The idea that Most Published Research Findings Are False rocked the world of science when it was proposed in 2005. Since then, however, it’s become widely accepted – at least with respect to many kinds of studies in biology, genetics, medicine and psychology.
Now, however, a new analysis from Jager and Leek says things are nowhere near as bad after all: only 14% of the medical literature is wrong, not half of it. Phew!
But is this conclusion… falsely positive?
I’m skeptical of this result for two separate reasons. First off, I have problems with the sample of the literature they used: it seems likely to contain only the ‘best’ results. This is because the authors:
- only considered the creme-de-la-creme of top-ranked medical journals, which may be more reliable than others.
- only looked at the Abstracts of the papers, which generally contain the best results in the paper.
- only included the just over 5000 statistically significant p-values present in the 75,000 Abstracts published. Those papers that put their p-values up front might be more reliable than those that bury them deep in the Results.
In other words, even if it’s true that only 14% of the results in these Abstracts were false, the proportion in the medical literature as a whole might be much higher.
Secondly, I have doubts about the statistics. Jager and Leek estimated the proportion of false positive p values, by assuming that true p-values tend to be low: not just below the arbitrary 0.05 cutoff, but well below it.
It turns out that p-values in these Abstracts strongly cluster around 0, and the conclusion is that most of them are real:
But this depends on the crucial assumption that false-positive p values are different from real ones, and equally likely to be anywhere from 0 to 0.05.
“if we consider only the P-values that are less than 0.05, the P-values for false positives must be distributed uniformly between 0 and 0.05.”
The statement is true in theory – by definition, p values should behave in that way assuming the null hypothesis is true. In theory.
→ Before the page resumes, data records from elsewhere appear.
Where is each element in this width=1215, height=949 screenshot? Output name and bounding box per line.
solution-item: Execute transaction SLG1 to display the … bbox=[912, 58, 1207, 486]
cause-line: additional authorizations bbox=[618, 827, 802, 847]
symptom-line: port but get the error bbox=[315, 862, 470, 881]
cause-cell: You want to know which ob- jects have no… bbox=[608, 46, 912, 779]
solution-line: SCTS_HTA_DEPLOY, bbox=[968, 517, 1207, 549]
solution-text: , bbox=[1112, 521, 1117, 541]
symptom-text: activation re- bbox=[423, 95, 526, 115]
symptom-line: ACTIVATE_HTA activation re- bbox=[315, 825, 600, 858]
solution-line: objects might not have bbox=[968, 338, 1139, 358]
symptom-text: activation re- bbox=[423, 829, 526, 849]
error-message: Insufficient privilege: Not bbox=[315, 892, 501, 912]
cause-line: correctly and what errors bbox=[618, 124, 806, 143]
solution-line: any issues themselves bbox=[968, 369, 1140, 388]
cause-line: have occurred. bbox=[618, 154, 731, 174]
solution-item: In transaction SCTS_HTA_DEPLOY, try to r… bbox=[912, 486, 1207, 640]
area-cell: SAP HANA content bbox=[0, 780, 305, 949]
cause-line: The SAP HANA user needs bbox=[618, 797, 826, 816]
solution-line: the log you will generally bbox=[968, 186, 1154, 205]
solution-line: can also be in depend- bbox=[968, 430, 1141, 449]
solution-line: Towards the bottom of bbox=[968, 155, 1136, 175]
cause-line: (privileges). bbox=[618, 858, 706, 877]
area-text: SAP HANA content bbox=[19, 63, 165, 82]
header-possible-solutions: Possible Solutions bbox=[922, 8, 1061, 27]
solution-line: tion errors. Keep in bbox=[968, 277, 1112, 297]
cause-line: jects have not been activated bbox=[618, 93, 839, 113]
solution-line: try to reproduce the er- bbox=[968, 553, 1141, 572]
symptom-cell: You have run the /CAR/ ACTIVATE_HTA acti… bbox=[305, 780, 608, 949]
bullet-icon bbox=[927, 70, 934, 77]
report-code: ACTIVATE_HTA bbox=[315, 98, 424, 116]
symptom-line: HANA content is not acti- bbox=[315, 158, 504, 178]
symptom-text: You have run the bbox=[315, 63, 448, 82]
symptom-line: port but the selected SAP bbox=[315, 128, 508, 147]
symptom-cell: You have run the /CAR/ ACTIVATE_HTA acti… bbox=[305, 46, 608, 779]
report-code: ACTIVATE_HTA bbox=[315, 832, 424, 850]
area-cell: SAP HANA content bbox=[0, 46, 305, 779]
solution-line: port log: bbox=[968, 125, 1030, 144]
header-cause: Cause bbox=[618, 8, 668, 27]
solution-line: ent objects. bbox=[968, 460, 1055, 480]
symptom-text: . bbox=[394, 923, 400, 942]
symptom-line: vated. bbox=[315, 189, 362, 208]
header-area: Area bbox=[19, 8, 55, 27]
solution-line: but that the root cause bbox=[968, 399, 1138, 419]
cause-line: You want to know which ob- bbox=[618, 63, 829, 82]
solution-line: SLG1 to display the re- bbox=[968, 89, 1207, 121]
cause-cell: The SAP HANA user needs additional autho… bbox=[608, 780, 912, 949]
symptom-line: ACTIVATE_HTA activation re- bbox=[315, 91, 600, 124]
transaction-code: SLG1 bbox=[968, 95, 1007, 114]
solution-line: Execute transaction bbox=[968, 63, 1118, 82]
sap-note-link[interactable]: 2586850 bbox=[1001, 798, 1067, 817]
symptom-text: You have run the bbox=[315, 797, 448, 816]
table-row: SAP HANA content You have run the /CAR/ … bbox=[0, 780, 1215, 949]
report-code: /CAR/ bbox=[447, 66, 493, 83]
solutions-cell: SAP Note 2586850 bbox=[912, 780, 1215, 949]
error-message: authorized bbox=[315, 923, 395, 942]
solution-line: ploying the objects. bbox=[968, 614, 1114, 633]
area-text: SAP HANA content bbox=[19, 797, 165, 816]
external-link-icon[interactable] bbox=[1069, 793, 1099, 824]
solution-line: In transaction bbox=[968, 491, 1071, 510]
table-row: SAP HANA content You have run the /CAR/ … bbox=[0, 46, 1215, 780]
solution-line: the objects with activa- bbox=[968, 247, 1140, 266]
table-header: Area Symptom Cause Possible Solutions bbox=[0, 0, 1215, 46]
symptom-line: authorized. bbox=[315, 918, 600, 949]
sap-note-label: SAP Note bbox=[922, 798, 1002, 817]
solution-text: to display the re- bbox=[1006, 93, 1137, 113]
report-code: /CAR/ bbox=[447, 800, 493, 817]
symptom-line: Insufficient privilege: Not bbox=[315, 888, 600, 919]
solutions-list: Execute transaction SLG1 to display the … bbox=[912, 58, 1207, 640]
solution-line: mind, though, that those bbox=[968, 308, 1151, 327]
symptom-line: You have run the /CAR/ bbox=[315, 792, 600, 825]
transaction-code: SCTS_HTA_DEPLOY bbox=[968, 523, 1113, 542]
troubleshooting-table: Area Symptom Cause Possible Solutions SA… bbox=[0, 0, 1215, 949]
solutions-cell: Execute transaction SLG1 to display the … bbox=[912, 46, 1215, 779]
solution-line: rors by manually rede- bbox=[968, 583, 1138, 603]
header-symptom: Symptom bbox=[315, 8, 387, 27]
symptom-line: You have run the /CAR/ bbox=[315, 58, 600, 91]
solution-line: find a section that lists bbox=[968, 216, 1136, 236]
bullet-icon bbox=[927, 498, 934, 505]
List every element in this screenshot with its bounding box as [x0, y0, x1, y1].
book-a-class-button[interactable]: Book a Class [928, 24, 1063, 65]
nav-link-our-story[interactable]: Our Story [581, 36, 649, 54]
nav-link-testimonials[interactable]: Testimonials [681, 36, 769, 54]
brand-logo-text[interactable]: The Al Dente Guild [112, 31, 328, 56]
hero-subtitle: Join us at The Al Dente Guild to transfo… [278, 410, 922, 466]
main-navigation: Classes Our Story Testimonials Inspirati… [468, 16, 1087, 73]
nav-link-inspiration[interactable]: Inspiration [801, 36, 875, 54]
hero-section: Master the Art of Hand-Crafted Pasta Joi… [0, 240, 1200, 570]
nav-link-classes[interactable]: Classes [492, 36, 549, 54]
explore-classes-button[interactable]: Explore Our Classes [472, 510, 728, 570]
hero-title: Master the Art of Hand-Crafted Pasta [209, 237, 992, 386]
But… we have no way of knowing if it’s true in practice. It might well not be.
For example, authors tend to put their best p-values in the Abstract. If they have several significant findings below 0.05, they’ll likely put the lowest one up front. This works for both true and false positives: if you get p=0.01 and p=0.05, you’ll probably highlight the 0.01. Therefore, false positive p values in Abstracts might cluster low, just like true positives.
Alternatively, false p’s could also cluster the other way, just below 0.05. This is because running lots of independent comparisons is not the only way to generate false positives. You can also take almost-significant p’s and fudge them downwards, for example by excluding ‘outliers’, or running slightly different statistical tests. You won’t get p=0.06 down to p=0.001 by doing that, but you can get it down to p=0.04.
In this dataset, there’s no evidence that p’s just below 0.05 were more common. However, in many other sets of scientific papers, clear evidence of such “p hacking” has been found. That reinforces my suspicion that this is an especially ‘good’ sample.
Anyway, those are just two examples of why false p’s might be unevenly distributed; there are plenty of others: ‘there are more bad scientific practices in heaven and earth, Horatio, than are dreamt of in your model…’
In summary, although I think the idea of modelling the distribution of true and false findings, and using these models to estimate the proportions of each in a sample, is promising, I think a lot more work is needed before we can be confident in the results of the approach.